Speaking of Dumplings…
Head to South Kensington’s Daquise and you’ll see regulars ordering the Polish institution’s borscht with dumplings. Rather than chunkier Ukrainian versions typically with sour cream, theirs is clear, and almost medicinal — a refreshing start to a meal likely full of Polish gnocchi, schnitzel, and goulash. The dry dumplings, such as those filled with cabbage and mushroom, are also obligatory.

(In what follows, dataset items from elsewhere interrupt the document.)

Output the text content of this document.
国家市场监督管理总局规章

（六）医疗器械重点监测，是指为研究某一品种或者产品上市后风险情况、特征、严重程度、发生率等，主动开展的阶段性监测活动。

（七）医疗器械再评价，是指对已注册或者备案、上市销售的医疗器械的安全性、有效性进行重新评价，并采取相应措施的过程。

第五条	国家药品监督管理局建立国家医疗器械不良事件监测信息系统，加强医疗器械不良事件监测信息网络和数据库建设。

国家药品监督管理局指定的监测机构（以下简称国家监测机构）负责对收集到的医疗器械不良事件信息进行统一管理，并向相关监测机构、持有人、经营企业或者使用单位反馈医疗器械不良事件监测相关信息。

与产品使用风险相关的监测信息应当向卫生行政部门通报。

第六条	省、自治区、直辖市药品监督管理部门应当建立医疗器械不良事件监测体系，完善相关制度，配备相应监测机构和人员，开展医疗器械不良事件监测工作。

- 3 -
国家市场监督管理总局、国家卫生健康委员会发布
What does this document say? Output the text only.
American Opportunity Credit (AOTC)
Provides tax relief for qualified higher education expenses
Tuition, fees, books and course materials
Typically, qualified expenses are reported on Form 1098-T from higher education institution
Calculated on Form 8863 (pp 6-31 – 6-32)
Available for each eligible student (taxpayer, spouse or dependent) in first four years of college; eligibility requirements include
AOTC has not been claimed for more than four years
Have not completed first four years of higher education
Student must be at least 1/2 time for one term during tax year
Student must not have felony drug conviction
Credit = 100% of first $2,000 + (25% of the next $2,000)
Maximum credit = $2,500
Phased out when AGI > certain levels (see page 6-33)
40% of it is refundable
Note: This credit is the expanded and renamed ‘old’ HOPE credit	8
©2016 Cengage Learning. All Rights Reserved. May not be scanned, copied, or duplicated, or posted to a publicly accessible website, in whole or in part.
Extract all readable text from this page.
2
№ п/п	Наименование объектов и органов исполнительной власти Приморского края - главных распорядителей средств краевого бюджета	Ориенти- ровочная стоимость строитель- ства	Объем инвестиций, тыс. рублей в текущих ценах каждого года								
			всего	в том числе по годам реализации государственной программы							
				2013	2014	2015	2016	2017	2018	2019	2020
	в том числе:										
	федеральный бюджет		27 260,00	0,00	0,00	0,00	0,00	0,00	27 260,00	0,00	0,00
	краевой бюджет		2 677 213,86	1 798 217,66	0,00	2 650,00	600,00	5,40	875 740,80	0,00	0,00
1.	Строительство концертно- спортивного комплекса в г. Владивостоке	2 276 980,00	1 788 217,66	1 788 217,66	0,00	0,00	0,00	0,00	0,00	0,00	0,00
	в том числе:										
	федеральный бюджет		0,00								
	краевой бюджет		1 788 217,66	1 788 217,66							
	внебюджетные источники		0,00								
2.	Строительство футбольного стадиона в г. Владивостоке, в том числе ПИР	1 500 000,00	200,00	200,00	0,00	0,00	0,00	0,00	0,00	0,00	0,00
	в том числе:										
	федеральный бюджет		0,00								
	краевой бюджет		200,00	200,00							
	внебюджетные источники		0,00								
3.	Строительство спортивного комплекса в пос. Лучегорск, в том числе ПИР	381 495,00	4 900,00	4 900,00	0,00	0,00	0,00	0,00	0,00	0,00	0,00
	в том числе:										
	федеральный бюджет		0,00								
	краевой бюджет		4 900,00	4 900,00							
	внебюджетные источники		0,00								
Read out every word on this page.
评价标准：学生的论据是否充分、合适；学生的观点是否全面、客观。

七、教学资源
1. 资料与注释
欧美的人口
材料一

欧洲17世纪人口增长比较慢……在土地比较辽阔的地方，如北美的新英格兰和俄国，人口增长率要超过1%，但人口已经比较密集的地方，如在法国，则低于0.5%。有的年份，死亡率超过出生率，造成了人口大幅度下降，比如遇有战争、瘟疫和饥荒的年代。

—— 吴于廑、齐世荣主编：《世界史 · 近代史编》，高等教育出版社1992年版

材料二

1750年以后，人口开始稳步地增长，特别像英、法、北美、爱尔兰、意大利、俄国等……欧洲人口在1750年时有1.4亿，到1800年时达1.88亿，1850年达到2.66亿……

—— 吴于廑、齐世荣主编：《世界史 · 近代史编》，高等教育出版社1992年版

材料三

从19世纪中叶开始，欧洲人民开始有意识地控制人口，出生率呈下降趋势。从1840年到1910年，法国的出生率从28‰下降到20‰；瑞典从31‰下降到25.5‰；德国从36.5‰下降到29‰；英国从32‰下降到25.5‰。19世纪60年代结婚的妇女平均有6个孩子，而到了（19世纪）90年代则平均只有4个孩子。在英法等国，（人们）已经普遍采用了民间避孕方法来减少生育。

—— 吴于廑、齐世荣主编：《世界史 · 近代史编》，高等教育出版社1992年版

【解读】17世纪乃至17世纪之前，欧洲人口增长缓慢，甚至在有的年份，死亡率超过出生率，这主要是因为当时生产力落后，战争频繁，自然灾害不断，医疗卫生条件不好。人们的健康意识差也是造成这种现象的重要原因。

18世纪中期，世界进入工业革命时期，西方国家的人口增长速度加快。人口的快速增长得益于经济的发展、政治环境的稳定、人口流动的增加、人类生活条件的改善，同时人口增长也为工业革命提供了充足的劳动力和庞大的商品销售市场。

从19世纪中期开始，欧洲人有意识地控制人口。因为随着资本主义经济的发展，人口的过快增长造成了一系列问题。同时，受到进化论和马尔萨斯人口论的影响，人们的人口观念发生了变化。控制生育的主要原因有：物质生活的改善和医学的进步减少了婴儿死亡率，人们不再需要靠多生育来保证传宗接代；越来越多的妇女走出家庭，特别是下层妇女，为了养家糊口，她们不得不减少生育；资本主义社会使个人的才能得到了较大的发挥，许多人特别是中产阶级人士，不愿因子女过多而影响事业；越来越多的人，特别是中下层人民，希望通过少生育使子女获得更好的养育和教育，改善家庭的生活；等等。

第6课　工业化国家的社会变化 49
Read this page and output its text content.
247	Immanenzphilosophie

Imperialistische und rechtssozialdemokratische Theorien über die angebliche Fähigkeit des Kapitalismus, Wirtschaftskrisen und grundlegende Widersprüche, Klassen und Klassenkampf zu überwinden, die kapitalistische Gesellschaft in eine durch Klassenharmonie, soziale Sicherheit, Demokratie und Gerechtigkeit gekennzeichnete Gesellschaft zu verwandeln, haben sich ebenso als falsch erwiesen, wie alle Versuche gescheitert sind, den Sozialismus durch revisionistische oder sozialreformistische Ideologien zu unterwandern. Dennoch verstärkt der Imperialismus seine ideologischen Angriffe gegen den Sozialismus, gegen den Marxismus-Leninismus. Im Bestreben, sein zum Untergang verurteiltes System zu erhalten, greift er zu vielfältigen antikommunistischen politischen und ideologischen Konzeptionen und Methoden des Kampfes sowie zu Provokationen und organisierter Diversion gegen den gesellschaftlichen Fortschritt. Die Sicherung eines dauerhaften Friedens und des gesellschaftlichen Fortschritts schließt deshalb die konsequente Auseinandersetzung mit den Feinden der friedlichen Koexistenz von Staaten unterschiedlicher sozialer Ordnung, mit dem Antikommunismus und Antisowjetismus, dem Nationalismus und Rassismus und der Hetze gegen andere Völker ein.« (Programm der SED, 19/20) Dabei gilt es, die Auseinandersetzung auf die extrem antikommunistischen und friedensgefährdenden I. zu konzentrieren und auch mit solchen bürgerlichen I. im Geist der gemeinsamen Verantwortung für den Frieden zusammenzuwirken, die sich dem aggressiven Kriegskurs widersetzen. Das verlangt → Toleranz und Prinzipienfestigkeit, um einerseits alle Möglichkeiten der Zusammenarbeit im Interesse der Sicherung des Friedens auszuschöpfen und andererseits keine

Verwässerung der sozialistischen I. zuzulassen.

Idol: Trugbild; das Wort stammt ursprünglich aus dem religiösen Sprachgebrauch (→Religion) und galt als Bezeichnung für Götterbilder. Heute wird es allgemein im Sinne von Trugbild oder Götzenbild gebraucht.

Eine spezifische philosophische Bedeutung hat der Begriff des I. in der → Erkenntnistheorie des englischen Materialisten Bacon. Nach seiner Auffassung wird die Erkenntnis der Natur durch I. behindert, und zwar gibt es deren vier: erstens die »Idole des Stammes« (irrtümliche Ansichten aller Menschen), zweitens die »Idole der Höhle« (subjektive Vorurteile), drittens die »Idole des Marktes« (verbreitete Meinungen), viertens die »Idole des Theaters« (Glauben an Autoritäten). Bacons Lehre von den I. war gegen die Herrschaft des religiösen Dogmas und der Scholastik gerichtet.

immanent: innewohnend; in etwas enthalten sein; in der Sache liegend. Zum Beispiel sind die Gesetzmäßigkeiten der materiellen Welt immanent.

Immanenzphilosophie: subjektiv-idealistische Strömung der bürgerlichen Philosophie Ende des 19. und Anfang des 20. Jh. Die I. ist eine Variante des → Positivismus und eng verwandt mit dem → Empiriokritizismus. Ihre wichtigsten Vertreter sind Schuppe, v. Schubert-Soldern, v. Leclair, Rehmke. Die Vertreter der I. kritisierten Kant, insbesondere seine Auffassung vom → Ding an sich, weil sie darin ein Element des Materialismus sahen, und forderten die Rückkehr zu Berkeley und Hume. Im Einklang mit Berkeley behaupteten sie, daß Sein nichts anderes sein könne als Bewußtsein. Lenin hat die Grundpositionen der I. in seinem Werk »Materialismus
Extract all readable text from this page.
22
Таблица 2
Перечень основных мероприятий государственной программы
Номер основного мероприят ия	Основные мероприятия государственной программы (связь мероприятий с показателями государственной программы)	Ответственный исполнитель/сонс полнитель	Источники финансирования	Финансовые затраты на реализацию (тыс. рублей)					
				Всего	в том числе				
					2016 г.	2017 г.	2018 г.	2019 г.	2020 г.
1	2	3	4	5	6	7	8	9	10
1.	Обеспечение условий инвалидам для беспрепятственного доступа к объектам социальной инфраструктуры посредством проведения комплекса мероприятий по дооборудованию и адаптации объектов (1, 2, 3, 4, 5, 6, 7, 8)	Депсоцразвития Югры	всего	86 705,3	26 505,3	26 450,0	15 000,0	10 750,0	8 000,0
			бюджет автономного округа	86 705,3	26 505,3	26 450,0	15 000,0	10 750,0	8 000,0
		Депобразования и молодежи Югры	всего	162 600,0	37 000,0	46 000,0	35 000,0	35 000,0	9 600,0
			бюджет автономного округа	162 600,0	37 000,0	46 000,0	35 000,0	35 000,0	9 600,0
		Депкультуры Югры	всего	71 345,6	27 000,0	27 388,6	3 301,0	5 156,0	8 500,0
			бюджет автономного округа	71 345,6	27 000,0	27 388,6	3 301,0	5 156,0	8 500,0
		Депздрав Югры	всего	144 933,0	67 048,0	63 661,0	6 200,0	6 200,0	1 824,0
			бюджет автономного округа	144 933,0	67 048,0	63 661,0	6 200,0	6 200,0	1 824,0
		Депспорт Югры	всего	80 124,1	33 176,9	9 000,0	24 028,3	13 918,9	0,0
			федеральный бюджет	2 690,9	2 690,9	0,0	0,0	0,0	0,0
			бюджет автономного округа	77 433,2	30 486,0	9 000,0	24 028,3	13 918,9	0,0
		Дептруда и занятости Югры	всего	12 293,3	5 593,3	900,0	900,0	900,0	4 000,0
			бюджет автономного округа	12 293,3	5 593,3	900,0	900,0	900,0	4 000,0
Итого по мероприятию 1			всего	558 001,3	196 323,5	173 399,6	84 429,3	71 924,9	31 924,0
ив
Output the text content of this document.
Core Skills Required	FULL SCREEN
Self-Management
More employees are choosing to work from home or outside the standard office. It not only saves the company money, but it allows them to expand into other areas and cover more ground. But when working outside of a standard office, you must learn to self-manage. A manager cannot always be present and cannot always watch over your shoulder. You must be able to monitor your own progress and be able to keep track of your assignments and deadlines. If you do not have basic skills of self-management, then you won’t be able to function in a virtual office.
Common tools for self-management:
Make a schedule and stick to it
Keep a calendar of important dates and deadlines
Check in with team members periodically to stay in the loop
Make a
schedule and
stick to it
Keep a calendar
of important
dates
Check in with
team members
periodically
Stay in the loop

Don’t Forget The Gochujang
Even as the sunshine returns in full force, it won’t be surprising when the queue outside Soho’s Assa for its famed budae jjigae — a gochujang-based cauldron heaving with the likes of instant noodles, spam and tofu — persists through London’s sticky summer heat. But quieter spots are also well equipped to satisfy.
In the basement of Centre Point Food Store, Woo Jung’s comforting bowls of mandoo-guk (dumpling soup) are a warm hug, where refreshing naengmyeon (cold buckwheat noodles), with or without the spicy bibim topping, are ideal when you need a cooling down. Pair it with a cup of iced corn tea and pick up a few snacks for the road.